The pentapeptide proctolin is colocalized with a conventional, conductance-increasing neurotransmitter in 3 of 5 excitatory motoneurons that innervate a posture-related tonic flexor muscle of the crayfish. It is released from these neurons in response to nerve impulses. Nanomolar concentrations of proctolin superfused on the tonic flexor muscle act postsynaptically to potentiate tension generated by a given level of depolarization.
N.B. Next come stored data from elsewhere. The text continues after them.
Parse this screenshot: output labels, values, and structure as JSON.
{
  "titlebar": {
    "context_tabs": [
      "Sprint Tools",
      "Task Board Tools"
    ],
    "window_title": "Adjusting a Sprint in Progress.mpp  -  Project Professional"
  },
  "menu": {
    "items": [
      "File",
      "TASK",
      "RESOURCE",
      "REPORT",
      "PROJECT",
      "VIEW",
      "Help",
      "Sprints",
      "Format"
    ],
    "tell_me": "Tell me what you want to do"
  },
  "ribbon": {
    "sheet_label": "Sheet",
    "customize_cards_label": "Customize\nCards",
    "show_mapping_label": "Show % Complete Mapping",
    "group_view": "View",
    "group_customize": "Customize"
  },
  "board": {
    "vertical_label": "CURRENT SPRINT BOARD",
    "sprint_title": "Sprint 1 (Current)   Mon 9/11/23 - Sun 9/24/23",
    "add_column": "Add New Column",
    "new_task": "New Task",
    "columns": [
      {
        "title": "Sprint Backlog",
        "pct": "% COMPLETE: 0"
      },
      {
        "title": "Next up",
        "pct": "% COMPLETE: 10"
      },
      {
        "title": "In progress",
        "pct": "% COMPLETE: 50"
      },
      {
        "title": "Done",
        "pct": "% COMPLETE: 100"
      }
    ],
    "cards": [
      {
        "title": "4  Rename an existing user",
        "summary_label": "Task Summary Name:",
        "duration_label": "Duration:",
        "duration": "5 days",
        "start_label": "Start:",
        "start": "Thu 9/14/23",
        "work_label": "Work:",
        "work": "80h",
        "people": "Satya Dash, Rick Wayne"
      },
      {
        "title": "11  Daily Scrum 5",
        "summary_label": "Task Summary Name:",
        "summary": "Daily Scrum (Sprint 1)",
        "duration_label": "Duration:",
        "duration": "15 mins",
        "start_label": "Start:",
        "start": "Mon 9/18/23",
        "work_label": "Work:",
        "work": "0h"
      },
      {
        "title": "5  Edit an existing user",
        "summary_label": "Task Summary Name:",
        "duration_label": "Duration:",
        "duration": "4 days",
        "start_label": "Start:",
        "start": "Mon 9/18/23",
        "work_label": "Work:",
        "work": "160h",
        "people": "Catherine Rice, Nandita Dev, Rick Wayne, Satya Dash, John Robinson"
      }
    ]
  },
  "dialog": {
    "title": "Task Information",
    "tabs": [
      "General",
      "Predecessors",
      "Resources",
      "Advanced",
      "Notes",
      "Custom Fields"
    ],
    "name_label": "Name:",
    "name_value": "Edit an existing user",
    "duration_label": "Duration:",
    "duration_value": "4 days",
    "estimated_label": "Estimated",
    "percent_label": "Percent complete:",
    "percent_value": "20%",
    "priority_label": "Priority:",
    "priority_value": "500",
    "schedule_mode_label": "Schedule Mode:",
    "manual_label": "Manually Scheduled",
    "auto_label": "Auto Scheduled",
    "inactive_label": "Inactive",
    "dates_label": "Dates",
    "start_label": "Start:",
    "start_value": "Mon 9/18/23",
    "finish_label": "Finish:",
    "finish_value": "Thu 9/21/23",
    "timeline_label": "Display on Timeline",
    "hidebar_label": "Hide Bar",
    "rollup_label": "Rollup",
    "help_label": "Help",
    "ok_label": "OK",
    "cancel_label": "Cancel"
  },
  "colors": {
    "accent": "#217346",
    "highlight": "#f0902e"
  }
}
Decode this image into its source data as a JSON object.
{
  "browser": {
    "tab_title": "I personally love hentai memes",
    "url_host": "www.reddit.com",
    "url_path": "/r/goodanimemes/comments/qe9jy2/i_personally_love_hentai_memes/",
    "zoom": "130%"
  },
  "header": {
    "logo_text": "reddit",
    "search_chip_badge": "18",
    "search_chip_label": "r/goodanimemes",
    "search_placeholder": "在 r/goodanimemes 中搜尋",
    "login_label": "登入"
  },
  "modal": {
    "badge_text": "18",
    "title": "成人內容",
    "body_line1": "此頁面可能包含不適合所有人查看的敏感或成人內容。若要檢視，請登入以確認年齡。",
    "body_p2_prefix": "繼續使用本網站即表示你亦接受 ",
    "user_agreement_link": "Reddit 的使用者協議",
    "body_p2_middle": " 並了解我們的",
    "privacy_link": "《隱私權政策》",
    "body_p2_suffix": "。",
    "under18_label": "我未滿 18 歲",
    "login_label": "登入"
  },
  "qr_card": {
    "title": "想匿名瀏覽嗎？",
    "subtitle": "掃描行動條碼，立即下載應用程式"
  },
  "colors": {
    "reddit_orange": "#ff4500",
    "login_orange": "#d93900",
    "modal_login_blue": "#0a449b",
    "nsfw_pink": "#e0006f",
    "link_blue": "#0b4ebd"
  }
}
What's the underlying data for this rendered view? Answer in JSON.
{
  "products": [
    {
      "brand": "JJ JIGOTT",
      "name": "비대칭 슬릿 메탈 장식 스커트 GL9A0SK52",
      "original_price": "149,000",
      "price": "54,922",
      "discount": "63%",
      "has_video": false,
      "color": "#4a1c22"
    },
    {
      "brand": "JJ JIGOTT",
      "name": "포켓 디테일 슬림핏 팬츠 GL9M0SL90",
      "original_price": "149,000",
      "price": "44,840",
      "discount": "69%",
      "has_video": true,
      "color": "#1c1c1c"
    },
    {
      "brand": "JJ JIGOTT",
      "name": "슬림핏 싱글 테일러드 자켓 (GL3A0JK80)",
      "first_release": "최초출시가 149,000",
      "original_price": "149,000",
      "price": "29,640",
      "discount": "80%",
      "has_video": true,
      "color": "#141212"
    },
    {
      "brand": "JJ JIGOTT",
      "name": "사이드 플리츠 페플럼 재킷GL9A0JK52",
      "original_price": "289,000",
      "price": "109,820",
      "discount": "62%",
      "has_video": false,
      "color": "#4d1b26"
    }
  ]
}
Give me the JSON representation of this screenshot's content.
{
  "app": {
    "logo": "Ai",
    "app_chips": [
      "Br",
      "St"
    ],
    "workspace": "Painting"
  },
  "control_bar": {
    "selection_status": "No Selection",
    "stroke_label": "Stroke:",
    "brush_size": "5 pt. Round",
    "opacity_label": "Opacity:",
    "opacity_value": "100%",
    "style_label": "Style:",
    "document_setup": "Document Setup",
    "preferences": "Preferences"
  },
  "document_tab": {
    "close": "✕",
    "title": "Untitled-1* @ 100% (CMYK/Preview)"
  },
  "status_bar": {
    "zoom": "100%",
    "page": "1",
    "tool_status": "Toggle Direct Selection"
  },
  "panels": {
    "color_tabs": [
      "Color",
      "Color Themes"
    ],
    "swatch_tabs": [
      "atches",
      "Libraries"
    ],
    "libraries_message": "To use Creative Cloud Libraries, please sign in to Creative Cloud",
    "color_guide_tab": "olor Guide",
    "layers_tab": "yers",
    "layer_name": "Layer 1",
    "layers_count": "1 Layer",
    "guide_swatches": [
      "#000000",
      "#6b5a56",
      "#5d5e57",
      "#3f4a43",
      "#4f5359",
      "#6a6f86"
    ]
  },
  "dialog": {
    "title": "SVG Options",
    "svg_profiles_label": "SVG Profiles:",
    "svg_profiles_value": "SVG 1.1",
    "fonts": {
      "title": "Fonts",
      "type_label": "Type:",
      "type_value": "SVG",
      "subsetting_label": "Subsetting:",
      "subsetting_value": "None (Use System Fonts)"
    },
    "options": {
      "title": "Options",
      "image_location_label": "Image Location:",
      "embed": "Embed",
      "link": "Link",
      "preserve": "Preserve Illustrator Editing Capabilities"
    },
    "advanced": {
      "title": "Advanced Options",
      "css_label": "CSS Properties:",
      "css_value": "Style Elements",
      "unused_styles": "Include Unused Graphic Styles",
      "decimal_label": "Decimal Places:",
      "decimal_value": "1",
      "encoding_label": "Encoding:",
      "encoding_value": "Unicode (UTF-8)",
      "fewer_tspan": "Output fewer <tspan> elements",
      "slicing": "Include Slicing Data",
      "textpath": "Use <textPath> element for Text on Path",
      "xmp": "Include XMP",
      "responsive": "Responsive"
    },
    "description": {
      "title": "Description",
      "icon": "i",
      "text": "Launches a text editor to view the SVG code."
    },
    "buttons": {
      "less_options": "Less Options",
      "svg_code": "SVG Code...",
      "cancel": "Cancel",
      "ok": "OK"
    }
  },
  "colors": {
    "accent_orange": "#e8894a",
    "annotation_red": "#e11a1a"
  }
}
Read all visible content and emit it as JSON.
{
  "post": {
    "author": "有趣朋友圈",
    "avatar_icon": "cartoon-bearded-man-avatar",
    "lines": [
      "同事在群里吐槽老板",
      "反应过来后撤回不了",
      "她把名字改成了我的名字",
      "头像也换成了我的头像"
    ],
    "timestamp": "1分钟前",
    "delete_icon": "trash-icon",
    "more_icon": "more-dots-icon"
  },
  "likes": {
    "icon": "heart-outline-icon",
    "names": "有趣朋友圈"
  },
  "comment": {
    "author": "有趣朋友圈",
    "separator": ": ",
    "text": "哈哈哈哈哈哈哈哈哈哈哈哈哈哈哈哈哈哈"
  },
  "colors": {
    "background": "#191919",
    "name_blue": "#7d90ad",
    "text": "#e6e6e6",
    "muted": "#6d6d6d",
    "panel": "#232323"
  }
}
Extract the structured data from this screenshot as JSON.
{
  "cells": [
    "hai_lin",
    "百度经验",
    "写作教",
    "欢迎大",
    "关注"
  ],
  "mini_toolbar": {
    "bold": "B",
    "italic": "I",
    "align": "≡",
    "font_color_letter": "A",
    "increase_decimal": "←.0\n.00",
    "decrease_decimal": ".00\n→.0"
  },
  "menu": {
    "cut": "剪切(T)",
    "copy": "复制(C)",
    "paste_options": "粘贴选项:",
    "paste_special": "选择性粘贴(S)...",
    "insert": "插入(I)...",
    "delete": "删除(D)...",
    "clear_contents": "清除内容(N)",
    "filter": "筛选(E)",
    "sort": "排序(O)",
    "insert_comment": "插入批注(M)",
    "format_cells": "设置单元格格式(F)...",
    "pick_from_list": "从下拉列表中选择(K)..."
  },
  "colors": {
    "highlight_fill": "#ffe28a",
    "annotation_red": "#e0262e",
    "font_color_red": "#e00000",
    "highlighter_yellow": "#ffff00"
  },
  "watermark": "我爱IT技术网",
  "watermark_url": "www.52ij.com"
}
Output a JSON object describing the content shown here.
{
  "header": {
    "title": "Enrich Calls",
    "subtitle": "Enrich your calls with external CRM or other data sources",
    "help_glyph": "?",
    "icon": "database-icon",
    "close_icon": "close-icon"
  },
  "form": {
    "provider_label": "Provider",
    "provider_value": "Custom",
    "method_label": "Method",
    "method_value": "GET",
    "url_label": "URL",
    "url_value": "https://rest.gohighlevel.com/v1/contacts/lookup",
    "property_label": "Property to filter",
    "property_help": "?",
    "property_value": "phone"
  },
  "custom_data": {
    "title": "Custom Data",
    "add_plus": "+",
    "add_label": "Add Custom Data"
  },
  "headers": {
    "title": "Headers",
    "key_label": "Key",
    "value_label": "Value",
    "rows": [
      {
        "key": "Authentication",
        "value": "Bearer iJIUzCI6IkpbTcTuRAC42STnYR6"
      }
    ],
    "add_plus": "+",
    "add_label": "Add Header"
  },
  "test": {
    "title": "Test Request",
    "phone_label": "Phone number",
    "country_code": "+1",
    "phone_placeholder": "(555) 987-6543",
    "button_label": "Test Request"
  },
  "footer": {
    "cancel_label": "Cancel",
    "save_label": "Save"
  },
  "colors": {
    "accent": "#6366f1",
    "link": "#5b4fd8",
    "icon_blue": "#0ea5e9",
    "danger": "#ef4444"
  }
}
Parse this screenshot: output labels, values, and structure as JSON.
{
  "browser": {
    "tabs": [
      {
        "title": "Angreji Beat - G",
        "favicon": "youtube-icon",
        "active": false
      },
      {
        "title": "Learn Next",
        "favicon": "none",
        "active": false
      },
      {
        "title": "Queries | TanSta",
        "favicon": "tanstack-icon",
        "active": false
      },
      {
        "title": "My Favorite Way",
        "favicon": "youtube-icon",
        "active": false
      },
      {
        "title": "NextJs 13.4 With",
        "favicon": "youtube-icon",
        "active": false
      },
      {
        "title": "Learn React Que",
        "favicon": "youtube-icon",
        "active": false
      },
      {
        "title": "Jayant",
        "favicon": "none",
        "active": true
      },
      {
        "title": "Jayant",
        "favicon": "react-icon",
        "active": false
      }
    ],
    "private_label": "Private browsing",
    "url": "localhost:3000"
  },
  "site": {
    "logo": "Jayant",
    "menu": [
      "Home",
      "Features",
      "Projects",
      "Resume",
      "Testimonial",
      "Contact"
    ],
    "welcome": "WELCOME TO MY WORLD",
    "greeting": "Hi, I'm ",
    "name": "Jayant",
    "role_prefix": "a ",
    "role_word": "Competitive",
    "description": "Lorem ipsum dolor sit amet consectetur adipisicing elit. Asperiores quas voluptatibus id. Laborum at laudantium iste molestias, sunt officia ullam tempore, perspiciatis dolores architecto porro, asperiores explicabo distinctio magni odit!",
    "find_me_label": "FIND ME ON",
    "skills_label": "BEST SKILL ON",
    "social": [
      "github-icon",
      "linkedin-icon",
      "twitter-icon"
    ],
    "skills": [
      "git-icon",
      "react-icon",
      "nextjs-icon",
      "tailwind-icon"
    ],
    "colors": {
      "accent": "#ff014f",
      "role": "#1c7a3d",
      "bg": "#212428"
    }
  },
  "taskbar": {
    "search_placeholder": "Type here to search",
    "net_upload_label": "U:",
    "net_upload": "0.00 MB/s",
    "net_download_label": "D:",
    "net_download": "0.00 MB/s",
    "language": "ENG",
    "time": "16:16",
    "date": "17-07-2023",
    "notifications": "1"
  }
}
Proctolin alone has no detectable effect on muscle tension, nor does it alter the resting membrane potential of the muscle. Proctolin produces no detectable effect on the EPSPs of the 1 proctolinergic motoneuron that was examined. Neurally released proctolin can be selectively depleted from severed motor axons following prolonged, low-frequency stimulation; EPSPs reflecting conventional transmitter release are unaltered by this procedure. After proctolin depletion, tension generated by the motoneuron is greatly reduced. Taken together, these results indicate that the peptide secondary transmitter in this neuromuscular preparation is an important contributor to the magnitude of tension generated by the motoneuron, but since its effect is dependent on the depolarizing EPSPs of the conventional neurotransmitter, it does not contribute to the temporal aspects of tension generation. These aspects are controlled exclusively by the conventional neurotransmitter.